ELB then wait draining_timeout period to allow the application to complete the ongoing requests.

Once the draining_timeout is over, the instances will be terminated from the ASG and eventually old ASG will be removed as well. This will complete the rolling deployment with a new version of the application running on new instances and old instances terminated.

Failures during deployment

In case of any failures during the start of the new version of the application, the Terraform process will be terminated with failure. These mean old instances will continue to serve the traffic.

If the failure occurs, while termination and clean up of old instances then new instances are still servicing the traffic.

Terraform will mark the ASG as tainted in case of the failure and will try to perform the rolling update during the next run.

DB Migration Challenges

Zero downtime rolling deployments are easy when the new application deployment does not require corresponding changes to DB schemas.

In the case of DB changes, special considerations are required for zero-downtime deployments. The general idea is to manage the compatibility between DB schema and application versions.

Details discussion of these techniques is not possible as part of this blog post.

Possible drawbacks of this approach

The above approach does the rolling deployments while ensuring the application is running throughout the deployment.

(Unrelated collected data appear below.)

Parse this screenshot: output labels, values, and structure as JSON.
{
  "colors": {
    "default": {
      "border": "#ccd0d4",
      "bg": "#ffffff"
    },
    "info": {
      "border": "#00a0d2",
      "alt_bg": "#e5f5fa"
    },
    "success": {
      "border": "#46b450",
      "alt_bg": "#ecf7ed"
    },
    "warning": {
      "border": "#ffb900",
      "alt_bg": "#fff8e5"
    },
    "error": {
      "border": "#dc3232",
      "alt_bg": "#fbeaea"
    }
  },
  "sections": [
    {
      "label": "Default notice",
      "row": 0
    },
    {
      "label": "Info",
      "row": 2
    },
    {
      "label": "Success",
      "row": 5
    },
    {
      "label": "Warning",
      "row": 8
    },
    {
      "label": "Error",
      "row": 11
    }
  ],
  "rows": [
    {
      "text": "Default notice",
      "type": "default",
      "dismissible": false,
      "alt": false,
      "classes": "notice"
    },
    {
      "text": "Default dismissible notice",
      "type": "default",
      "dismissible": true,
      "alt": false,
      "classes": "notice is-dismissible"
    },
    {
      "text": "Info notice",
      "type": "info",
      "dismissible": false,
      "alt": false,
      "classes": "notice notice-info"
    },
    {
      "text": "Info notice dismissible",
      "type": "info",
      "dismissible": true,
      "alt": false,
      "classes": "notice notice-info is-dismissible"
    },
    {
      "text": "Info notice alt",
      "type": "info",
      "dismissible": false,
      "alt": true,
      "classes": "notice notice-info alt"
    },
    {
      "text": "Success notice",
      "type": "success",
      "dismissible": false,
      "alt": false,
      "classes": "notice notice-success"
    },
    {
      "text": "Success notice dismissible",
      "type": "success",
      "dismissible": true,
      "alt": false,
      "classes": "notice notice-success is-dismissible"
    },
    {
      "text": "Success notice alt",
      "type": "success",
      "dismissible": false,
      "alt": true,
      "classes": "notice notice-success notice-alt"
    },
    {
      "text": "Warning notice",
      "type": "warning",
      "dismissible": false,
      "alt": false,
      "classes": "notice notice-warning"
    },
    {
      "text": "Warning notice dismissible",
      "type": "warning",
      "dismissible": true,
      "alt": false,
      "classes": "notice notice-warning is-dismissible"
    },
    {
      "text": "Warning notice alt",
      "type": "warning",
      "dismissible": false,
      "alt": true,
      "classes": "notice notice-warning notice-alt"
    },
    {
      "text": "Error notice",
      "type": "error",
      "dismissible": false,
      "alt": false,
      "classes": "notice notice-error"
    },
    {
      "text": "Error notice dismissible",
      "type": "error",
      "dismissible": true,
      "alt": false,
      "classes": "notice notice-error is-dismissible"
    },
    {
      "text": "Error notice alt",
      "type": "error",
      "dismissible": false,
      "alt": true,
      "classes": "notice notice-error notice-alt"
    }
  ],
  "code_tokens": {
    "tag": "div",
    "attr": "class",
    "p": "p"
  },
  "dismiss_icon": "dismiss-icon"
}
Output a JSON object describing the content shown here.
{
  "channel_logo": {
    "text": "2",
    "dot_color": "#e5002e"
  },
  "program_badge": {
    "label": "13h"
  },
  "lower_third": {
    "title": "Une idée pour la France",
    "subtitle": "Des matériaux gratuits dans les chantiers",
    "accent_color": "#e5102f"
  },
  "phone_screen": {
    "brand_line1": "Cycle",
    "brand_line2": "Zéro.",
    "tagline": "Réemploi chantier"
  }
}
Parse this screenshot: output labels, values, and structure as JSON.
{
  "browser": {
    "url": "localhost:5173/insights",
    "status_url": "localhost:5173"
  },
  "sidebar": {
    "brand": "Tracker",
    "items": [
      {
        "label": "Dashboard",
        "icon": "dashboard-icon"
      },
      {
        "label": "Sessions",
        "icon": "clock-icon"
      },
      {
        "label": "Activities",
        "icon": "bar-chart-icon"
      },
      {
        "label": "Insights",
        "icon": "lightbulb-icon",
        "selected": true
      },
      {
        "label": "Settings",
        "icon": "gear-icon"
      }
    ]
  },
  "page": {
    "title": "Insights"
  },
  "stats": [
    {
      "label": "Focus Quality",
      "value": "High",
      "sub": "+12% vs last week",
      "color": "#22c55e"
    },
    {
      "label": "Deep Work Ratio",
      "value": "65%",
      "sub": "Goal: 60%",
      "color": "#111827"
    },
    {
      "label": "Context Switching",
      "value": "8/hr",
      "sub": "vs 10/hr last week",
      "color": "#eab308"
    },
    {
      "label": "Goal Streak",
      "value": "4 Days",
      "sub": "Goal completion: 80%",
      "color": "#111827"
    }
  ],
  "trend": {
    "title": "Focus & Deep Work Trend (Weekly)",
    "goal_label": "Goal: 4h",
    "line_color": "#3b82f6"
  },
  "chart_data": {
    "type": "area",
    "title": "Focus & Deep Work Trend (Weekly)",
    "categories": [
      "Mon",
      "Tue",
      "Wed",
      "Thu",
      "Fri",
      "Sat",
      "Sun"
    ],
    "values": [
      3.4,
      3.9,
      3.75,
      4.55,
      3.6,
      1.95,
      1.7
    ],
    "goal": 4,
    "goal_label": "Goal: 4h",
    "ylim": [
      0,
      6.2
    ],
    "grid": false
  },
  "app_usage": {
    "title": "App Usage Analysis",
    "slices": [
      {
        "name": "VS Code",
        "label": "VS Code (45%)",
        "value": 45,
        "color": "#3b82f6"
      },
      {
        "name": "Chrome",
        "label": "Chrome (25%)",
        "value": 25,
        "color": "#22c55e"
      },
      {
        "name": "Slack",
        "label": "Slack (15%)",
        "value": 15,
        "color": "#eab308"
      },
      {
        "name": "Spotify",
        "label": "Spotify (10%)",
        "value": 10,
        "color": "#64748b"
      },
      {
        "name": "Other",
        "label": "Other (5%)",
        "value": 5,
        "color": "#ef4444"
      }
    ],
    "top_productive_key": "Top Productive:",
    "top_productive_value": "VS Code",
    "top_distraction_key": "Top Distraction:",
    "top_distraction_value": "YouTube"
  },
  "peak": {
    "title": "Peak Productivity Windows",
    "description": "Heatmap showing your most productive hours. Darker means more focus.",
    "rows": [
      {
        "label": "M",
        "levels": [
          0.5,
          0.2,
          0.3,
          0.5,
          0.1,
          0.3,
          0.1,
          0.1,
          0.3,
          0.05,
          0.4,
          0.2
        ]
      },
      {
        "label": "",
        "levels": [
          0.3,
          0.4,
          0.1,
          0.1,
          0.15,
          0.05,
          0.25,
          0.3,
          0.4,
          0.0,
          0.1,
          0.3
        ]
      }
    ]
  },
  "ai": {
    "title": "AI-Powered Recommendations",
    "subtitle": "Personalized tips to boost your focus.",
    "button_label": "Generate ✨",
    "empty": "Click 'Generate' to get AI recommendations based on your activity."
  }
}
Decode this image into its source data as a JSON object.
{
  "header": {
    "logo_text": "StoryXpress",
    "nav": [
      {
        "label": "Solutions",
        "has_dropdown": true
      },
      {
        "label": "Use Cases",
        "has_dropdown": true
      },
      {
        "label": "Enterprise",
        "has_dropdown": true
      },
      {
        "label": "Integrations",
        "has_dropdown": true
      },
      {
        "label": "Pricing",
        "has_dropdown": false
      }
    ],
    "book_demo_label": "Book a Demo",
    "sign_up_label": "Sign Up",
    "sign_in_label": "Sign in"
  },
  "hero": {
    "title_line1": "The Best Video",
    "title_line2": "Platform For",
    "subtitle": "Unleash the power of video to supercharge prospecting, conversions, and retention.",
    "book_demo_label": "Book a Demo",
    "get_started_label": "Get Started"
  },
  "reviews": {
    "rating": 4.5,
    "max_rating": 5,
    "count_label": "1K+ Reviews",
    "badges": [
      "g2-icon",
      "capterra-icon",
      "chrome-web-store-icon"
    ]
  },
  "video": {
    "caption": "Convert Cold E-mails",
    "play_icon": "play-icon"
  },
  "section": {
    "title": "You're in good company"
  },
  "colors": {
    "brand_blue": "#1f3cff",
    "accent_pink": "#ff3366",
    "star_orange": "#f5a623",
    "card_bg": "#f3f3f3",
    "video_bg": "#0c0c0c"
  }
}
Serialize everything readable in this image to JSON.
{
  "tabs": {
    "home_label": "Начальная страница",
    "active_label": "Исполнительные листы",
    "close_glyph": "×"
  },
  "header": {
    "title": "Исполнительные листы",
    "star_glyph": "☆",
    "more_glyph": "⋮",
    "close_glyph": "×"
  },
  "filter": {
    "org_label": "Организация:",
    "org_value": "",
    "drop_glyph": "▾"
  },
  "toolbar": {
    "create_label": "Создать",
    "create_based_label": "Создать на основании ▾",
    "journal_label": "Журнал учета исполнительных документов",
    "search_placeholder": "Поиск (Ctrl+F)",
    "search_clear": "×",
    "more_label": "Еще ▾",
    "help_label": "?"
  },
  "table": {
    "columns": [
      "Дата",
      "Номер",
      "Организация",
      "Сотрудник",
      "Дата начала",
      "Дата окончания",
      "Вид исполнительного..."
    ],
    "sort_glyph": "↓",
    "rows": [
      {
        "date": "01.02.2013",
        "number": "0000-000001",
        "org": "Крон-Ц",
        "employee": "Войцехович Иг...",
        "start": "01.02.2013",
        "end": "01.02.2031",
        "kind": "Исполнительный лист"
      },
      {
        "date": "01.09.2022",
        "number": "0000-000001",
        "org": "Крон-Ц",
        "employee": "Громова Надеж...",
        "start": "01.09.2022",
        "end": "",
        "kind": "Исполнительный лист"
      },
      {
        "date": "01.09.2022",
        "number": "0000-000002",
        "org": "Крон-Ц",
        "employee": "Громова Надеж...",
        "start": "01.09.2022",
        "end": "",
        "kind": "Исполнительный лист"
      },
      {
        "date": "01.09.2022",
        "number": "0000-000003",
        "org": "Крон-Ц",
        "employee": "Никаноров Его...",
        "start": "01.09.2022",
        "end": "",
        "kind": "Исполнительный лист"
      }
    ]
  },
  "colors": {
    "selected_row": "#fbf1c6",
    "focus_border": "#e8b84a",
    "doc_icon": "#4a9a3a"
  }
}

One possible downside of the approach is the re-creation of the ASG for every deployment. If you are capturing the metrics at the ASG level and want to track long terms trends then re-creation of ASG will be a problem.

This may and may not be a problem in practice, since due to the dynamic nature of the cloud infrastructure and move towards immutable infrastructure you may still prefer to perform deployments by replacing old infrastructure rather than changing in place.

Alternative Approaches

I have used the following 2 approaches in the past which can be used for rolling deployment.

  1. Combining Terraform and CloudFormation together. CloudFormation provides the rolling deployment capacities for the ASG out of the box. So ASG can be managed with CloudFormation stack. This stack can be created and managed by Terraform.
  2. Using a custom script (python or shell) to perform the rolling deployment. Terraform can be configured to execute the script every time a new launch configuration is created. This can be done with the help of the provisioner on the Terraform null_resource.

The alternative approaches can be converted as part of the separate blog posts.

I hope this will help you set up your rolling deployment in the cloud.